There has been a lot of discussion in the financial world about the Federal Reserve and their decisions related to interest rates. In 2018 the Fed flexed its proverbial muscle and raised rates four times. The quasi-independent central bank has received criticism from not only the press and financial pundits but also from the President who said in October of last year when asked about the rate hikes that “The fed had gone crazy”. The concern is that interest rates are being raised too quickly and aggressively. On March 22 of this year we saw the treasury yield curve invert; a 3-month T-bill is actually paying a higher yield than a 10-year T-bond. This is a very unusual economic happening, and in the past, has been a very consistent predictor of a recession in the not so distant future. When the Fed tries to impact the economy by raising or lowering interest rates it is like pushing on a string. Imagine a string stretched out on a table. If you push on one end will the other end move? No, the string will just bunch up at the end you are pushing on. Today’s interest rate environment is not that dissimilar.

The Fed plays a pivotal role in our nation’s economy, but believe it or not, that was not always the case. Prior to The Federal Reserve Act of 1913, the US had gone nearly 80 years without a central bank. The time leading up to the Fed’s creation was a period of extreme volatility in the money supply, which was accentuated by the Panic of 1907. The first decade of the 20th century was marked by changing politics and voter sentiment towards the economy. The 26th President of the United States, Theodore Roosevelt led the charge with his fellow “progressive republicans”. Attacks on big businesses and trusts like Standard Oil became the norm in the public square. But when the federal government had to turn to a private banker in JP Morgan to provide liquidity to its banking system during the Panic of 1907, voters had had enough. They wanted a central bank like the rest of the developed world to ensure a sound money supply.

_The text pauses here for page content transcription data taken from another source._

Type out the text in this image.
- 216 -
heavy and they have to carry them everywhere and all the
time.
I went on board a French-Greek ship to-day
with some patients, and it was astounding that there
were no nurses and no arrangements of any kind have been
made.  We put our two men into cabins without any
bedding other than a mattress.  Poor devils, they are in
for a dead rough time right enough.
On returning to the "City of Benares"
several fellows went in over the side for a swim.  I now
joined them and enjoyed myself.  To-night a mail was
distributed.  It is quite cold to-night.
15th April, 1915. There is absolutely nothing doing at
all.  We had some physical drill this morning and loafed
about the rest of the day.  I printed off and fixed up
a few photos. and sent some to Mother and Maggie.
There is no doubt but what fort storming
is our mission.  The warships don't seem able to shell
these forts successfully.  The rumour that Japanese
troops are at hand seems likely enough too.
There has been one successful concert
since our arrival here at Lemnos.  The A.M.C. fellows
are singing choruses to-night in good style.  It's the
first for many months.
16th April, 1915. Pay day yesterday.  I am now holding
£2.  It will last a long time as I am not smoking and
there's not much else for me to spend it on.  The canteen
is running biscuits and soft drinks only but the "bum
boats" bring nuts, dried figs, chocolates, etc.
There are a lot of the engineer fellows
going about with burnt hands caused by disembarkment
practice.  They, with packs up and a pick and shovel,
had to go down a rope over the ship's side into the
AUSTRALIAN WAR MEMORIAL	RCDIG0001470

So, in 1908 congress passed the Aldrich-Vreeland Act. It provided emergency currency and established The National Monetary Commission to study banking and currency reforms in America. Eventually, a few years later, a secretive weekend meeting was established on Jekyll Island in Georgia between politicians and executives from some of the countries leading financial institutions. Together they wrote the legislation that would eventually become the Federal Reserve Act of 1913. The details of the meeting were kept from the public because of the lack of trust at the time surrounding the big banks, financiers and particularly the “malefactors of great wealth” as Teddy Roosevelt would say.

It is ironic that once the Fed was created it would only take a few decades before the country would experience its worst financial panic: The Great Depression. There were many contributing factors to the depression but the illusion of safety from the newly minted central bank is cited as one of contributing factors. The important thing to remember about the Fed is that it is a bank, and banks are made up of humans, and humans get it wrong from time to time. But it is time and time alone that will judge the recent moves by the Fed.